Insulin Resistance Syndrome (Syndrome X; Metabolic Syndrome)
Twenty-five percent of the general nonobese nondiabetic population has insulin resistance of a magnitude similar to that seen in type 2 diabetes. These insulin-resistant nondiabetic individuals are at much higher risk for developing type 2 diabetes than insulin-sensitive persons. In addition to diabetes, these individuals have increased risk for elevated plasma triglycerides, lower high-density lipoproteins (HDLs), and higher blood pressure - a cluster of abnormalities termed syndrome X. These associations have now been expanded to include small, dense, low-density lipoprotein (LDL), hyperuricemia, abdominal obesity, prothrombotic state with increased levels of plasminogen activator inhibitor type 1 (PAI-1), and proinflammatory state. These clusters of abnormalities significantly increase the risk of atherosclerotic disease.

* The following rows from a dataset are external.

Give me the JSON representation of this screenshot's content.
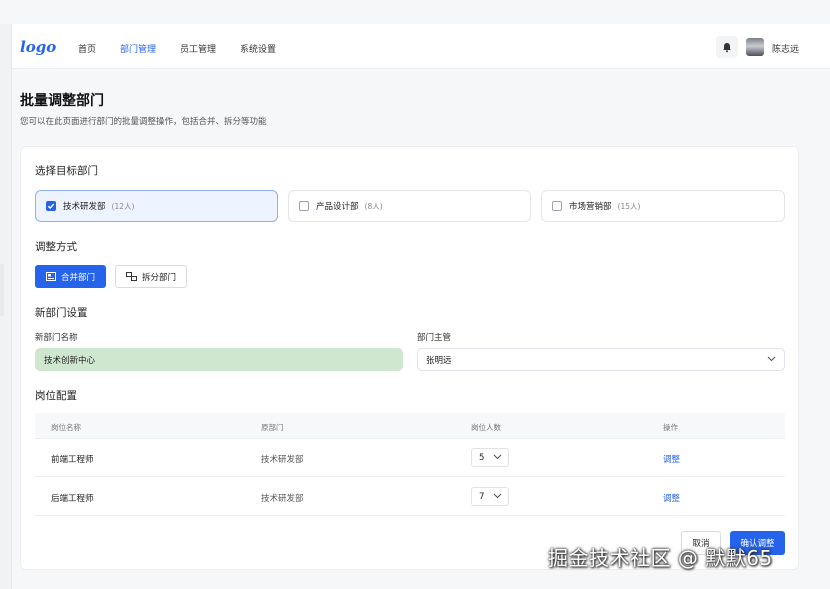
{
  "header": {
    "logo": "logo",
    "nav": [
      {
        "label": "首页",
        "active": false
      },
      {
        "label": "部门管理",
        "active": true
      },
      {
        "label": "员工管理",
        "active": false
      },
      {
        "label": "系统设置",
        "active": false
      }
    ],
    "user_name": "陈志远"
  },
  "page": {
    "title": "批量调整部门",
    "description": "您可以在此页面进行部门的批量调整操作，包括合并、拆分等功能"
  },
  "target_section": {
    "title": "选择目标部门",
    "departments": [
      {
        "name": "技术研发部",
        "count": "(12人)",
        "checked": true
      },
      {
        "name": "产品设计部",
        "count": "(8人)",
        "checked": false
      },
      {
        "name": "市场营销部",
        "count": "(15人)",
        "checked": false
      }
    ]
  },
  "method_section": {
    "title": "调整方式",
    "merge_label": "合并部门",
    "split_label": "拆分部门"
  },
  "new_dept_section": {
    "title": "新部门设置",
    "name_label": "新部门名称",
    "name_value": "技术创新中心",
    "manager_label": "部门主管",
    "manager_value": "张明远"
  },
  "positions_section": {
    "title": "岗位配置",
    "columns": [
      "岗位名称",
      "原部门",
      "岗位人数",
      "操作"
    ],
    "rows": [
      {
        "name": "前端工程师",
        "dept": "技术研发部",
        "count": "5",
        "action": "调整"
      },
      {
        "name": "后端工程师",
        "dept": "技术研发部",
        "count": "7",
        "action": "调整"
      }
    ]
  },
  "footer": {
    "cancel_label": "取消",
    "confirm_label": "确认调整"
  },
  "watermark": "掘金技术社区 @ 默默65",
  "colors": {
    "accent": "#2563eb",
    "name_field_bg": "#cfe6cf",
    "selected_card_bg": "#eef4ff"
  }
}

It has been postulated that hyperinsulinemia and insulin resistance play a direct role in these metabolic abnormalities, but supportive evidence is inconclusive. Although hyperinsulinism and hypertension often coexist in whites, that is not the case in blacks or Pima Indians. Moreover, patients with hyperinsulinism due to insulinoma are not hypertensive, and there is no fall in blood pressure after surgical removal of the insulinoma restores normal insulin levels. The main value of grouping these disorders as a syndrome, however, is to remind clinicians that the therapeutic goals are not only to correct hyperglycemia but also to manage the elevated blood pressure and dyslipidemia that result in increased cerebrovascular and cardiac morbidity and mortality in these patients. Clinicians aware of this syndrome are more cautious in prescribing therapies that correct hypertension but may raise lipids (diuretics, β-blockers) or that correct hyperlipidemia but increase insulin resistance, with aggravation of diabetes (niacin). Finally, the use of long-acting insulins and sulfonylureas that promote sustained hyperinsulinism may have to be moderated, with insulin-sparing drugs such as metformin or a thiazolidinedione being preferable, if the hypothesis behind the insulin resistance syndrome is ever substantiated.